I see you out there doing your thing. You’re just biking along, but I see what you’re doing. I just want to tell you that I like it.
I like it when you’re first getting your balance riding around town in the heart of summer: that old bike you’ve had since freshman year all tuned up for the first time, your helmet strapped on tight, your smile a little tense with anticipation. You take a loop around the lakes and that burn in your legs feels bad, but good, because you know you need the exercise. I like it that you’re biking slow and that you’re figuring this shit out.
When you’re unsure of yourself, trying something new, that’s okay. You don’t have to pretend that you have your shit together. Your newness, excitement, anticipation, and anxiety are all part of you. They’re visible to other people, including that one person over there. That person who’s been thinking about giving biking a try.
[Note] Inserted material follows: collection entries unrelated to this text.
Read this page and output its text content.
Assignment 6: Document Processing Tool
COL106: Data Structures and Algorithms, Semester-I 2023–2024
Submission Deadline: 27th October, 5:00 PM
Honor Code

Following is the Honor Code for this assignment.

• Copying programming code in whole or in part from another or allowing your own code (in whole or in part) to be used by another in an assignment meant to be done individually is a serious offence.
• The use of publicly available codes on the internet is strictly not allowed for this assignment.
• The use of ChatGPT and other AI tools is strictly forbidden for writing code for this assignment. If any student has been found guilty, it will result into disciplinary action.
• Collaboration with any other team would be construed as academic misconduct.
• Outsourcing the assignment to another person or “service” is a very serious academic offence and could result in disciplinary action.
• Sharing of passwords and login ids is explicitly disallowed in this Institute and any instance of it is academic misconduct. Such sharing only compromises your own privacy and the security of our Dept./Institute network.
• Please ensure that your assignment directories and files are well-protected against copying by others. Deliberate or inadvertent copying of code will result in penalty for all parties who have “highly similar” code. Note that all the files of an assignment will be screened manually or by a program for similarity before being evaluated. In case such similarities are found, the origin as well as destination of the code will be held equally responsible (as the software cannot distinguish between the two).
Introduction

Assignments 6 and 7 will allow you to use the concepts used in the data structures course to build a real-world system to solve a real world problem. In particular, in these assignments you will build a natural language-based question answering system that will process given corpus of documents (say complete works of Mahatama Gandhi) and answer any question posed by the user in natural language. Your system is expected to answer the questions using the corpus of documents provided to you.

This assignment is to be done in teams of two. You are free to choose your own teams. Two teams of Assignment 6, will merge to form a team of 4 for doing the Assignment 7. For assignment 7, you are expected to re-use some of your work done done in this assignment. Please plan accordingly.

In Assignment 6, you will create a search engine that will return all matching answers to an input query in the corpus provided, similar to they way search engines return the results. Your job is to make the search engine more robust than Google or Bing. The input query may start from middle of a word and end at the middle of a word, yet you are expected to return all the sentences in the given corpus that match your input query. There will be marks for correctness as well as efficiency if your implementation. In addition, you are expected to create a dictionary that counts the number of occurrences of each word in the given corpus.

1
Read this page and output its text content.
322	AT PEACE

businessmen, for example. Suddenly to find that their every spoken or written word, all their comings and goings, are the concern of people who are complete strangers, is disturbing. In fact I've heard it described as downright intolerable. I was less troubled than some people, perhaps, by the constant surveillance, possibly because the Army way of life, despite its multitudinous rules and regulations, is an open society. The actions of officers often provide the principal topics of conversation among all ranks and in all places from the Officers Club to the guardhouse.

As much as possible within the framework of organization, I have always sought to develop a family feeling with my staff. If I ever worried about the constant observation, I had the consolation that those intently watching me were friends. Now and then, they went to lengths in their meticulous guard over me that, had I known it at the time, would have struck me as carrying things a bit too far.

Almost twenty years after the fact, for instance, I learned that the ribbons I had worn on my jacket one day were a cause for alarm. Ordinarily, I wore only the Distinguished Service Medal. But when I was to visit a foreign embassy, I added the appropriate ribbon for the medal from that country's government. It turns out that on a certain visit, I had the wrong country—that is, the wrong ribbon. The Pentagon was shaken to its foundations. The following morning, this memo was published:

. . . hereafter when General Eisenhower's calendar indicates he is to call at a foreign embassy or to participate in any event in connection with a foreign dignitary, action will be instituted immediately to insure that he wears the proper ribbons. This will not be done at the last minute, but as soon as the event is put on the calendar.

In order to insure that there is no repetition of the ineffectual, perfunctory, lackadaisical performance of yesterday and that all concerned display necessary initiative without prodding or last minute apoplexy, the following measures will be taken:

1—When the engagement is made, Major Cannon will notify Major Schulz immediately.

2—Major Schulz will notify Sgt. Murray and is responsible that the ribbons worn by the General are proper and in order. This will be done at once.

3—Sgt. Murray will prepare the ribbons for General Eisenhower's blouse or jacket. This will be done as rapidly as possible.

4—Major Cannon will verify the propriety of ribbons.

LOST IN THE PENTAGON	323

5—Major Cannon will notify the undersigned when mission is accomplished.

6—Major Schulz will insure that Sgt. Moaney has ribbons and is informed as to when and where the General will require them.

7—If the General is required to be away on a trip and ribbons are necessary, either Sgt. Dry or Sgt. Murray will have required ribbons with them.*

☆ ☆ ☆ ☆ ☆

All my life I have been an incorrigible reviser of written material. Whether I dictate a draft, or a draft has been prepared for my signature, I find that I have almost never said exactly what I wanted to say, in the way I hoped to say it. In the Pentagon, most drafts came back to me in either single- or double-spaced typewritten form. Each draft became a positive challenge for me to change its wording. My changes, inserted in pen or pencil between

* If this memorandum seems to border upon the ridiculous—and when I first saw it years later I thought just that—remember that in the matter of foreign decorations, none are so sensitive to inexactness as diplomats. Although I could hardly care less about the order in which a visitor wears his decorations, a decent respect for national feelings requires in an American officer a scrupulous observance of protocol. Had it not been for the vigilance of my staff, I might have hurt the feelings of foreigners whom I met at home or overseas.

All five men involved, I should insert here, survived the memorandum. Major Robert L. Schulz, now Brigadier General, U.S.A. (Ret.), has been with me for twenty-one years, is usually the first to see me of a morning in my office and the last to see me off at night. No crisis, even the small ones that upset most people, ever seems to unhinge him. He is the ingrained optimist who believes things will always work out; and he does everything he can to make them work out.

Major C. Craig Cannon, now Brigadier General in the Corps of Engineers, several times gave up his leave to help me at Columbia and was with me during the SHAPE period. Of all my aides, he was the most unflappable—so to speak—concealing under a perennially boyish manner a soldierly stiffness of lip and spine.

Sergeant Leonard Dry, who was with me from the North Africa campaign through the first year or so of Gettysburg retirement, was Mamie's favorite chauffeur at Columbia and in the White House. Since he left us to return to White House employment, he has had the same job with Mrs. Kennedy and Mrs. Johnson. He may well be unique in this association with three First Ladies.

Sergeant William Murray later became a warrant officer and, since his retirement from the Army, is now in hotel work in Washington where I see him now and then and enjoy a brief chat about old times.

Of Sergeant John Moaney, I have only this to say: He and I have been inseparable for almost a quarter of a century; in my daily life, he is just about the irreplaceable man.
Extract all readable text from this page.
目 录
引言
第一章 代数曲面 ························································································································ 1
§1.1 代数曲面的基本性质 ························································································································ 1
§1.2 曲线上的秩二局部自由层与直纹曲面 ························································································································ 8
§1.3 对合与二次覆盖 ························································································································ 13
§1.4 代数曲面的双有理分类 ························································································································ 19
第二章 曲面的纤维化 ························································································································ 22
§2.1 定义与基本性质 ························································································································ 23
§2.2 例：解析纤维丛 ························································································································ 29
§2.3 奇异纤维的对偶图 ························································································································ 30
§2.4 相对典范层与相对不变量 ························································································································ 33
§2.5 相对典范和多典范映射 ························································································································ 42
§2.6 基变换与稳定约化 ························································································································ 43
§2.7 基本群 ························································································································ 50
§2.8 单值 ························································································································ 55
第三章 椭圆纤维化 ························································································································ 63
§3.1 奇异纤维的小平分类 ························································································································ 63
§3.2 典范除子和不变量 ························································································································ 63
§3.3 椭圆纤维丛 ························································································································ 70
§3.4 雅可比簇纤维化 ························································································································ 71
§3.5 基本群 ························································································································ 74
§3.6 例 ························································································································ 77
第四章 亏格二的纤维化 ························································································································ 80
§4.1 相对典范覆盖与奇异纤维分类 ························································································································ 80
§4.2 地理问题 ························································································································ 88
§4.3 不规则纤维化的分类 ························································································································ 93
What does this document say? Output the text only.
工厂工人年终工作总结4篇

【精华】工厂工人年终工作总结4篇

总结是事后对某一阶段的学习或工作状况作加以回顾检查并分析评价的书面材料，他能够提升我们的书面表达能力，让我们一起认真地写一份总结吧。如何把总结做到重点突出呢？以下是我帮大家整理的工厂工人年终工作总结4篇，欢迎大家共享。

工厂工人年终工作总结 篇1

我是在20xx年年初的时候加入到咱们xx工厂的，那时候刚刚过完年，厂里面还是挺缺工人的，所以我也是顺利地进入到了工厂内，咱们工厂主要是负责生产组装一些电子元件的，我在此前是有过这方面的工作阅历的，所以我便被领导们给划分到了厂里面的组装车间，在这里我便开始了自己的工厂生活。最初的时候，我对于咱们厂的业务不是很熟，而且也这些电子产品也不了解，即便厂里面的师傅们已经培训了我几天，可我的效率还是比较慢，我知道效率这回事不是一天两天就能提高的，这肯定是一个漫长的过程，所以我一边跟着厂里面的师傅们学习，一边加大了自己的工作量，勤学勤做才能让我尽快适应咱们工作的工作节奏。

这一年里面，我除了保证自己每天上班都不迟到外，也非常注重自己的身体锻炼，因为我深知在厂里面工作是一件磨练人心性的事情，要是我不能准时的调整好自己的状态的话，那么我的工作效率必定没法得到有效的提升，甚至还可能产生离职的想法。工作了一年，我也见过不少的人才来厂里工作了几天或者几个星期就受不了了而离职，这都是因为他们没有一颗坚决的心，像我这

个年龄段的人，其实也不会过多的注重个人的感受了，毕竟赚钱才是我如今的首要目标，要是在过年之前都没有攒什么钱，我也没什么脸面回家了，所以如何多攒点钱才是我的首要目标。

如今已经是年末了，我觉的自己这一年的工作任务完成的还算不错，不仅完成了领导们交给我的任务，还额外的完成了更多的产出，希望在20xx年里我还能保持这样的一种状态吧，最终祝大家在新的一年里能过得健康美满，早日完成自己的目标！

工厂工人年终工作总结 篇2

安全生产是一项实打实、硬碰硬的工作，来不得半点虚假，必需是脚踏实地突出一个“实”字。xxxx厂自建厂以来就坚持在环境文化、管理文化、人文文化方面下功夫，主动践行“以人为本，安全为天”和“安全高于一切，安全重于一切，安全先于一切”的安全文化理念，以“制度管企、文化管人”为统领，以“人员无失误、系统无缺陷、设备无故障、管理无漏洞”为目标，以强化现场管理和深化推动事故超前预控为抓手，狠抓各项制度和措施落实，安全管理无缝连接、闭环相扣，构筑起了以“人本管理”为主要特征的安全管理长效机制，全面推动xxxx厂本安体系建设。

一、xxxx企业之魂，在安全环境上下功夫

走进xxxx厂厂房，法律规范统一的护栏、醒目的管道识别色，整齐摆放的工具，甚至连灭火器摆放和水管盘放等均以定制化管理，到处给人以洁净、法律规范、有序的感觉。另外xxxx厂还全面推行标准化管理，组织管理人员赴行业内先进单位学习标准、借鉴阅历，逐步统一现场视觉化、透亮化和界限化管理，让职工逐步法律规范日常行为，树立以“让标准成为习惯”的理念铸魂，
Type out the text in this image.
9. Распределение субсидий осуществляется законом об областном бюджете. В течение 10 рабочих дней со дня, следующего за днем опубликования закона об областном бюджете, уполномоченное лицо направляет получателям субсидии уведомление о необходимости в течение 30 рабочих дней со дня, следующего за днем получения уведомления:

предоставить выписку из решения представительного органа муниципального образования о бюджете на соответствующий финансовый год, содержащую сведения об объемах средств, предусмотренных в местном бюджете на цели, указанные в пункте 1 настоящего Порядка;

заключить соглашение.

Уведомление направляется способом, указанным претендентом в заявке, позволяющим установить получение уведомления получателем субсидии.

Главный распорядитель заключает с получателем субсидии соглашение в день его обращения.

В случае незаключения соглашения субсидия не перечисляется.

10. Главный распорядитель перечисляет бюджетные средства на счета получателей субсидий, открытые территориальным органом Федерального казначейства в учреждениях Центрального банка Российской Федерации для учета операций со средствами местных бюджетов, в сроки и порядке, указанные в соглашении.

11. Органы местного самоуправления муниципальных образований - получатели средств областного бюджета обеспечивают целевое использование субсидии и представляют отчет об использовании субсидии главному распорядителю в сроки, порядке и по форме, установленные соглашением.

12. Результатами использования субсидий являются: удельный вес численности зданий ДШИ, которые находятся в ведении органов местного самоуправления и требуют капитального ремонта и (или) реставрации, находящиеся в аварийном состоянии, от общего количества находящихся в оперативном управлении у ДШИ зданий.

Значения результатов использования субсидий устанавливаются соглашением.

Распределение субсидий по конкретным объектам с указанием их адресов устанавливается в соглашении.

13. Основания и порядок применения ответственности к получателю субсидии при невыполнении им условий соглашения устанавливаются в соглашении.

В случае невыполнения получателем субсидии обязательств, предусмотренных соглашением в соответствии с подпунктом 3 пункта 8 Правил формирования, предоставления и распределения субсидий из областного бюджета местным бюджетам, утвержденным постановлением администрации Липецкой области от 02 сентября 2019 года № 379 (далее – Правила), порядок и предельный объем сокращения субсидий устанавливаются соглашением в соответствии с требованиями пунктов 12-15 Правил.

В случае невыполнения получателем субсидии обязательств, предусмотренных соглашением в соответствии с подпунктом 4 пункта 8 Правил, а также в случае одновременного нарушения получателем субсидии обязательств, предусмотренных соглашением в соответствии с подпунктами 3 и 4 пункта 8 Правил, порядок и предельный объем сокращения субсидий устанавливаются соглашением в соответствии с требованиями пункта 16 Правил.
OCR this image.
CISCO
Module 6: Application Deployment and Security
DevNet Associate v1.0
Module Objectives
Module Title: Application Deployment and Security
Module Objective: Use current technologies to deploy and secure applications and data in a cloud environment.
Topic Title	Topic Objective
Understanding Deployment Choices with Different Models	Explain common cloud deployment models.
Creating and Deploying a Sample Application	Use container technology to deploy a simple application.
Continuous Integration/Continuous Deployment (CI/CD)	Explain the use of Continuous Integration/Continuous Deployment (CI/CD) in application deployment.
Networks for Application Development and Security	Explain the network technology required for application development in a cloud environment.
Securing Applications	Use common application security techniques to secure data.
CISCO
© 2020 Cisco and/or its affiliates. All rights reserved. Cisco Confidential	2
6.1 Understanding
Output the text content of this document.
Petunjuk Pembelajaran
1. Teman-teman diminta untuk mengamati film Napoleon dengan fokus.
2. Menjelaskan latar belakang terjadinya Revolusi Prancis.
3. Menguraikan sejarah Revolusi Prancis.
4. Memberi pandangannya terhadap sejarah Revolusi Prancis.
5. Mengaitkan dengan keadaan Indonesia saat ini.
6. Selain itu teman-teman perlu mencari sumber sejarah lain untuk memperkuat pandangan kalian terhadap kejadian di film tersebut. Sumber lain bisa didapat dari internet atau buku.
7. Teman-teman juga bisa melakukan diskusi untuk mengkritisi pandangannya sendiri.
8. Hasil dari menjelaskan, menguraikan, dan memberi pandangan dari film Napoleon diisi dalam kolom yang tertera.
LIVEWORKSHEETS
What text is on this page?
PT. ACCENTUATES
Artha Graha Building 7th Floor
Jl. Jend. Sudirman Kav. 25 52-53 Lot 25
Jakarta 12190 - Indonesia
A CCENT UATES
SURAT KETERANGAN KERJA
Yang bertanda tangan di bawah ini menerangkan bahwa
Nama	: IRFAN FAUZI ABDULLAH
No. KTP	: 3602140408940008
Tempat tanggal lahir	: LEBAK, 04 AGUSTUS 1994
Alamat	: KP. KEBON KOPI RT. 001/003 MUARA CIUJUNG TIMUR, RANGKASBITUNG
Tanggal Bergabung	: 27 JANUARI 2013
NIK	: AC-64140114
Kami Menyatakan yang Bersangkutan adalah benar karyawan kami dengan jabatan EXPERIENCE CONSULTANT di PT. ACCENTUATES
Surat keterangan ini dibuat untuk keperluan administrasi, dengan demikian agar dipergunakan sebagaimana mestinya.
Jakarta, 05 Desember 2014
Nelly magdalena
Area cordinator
Seeing you do it, even though it’s clear you don’t do it a lot, makes it seem like anyone could. You’re not just doing this for you, you’re doing it for them too.
I like it when you ride your bike in fancy clothes: your business suit rustling in the wind, your flowing dress trailing behind you. I like that you don’t listen to those people who say you can only bike in athletic clothes. You’re going to work at your office, or you’re on your way to a wedding in 5-inch heels. You don’t want to change when you get there, so you’re wearing your clothes. You believe biking is a normal thing to do, so you wear what you want.
When you’re not fitting in to that little box of what people think bikers look like, you’re throwing convention to the wind. You’re making it clear that you’re going to do whatever the fuck you want, and you’re going to do it with style. It doesn’t matter if you get a little windswept on your way, it’ll just give your hair a little more volume. You’re making biking fit into your life, instead of changing your life to accommodate biking.
I like it when you do weird shit with your bike. You’re giving rides to your friend on the back of your longtail bike? You’re biking while your dog runs alongside, tongue flapping? You’re hauling a ping pong table twenty miles on a cargo trailer? You’re biking to work in sub-zero temperatures? You’re decorating your bike with lights and glow sticks and fake flowers and tape and yarn? You’re killing it out there, you weirdo.
When you use your bike to express your individuality, people don’t just see a biker. They see you, whoever you are, in all your glorious you-ness. They see why biking is so fun. They don’t ask why you would ride your bike. What you’re doing looks so fun, the reason is obvious. The joy of it becomes contagious.
I like it when you’re so comfortable with your bike that it becomes part of you. I see you with your beat-up single speed that’s covered in stickers and rust spots. I see how well-loved your messenger bag is, how the butt of your pants is getting worn in the shape of your bike seat. I like that you love biking and you’re not afraid to show it.
When you love biking so much, everyone can see it. Your friends and family don’t comment on how much you bike anymore. They comment whenever you don’t bike. Your coworkers see your bike sitting in the office every day and they start to wonder whether they should give bike commuting a try. You don’t have to evangelize. Your love of biking speaks for itself. You, in riding your bike every day, are doing what words never could. You’re showing, not telling. And that’s powerful.
By doing your thing, you’re not just doing something for yourself. You are a billboard. A two-wheeled billboard communicating to everyone else that what you’re doing is possible. You’re an inspiration, to me and everyone else. Keep it up.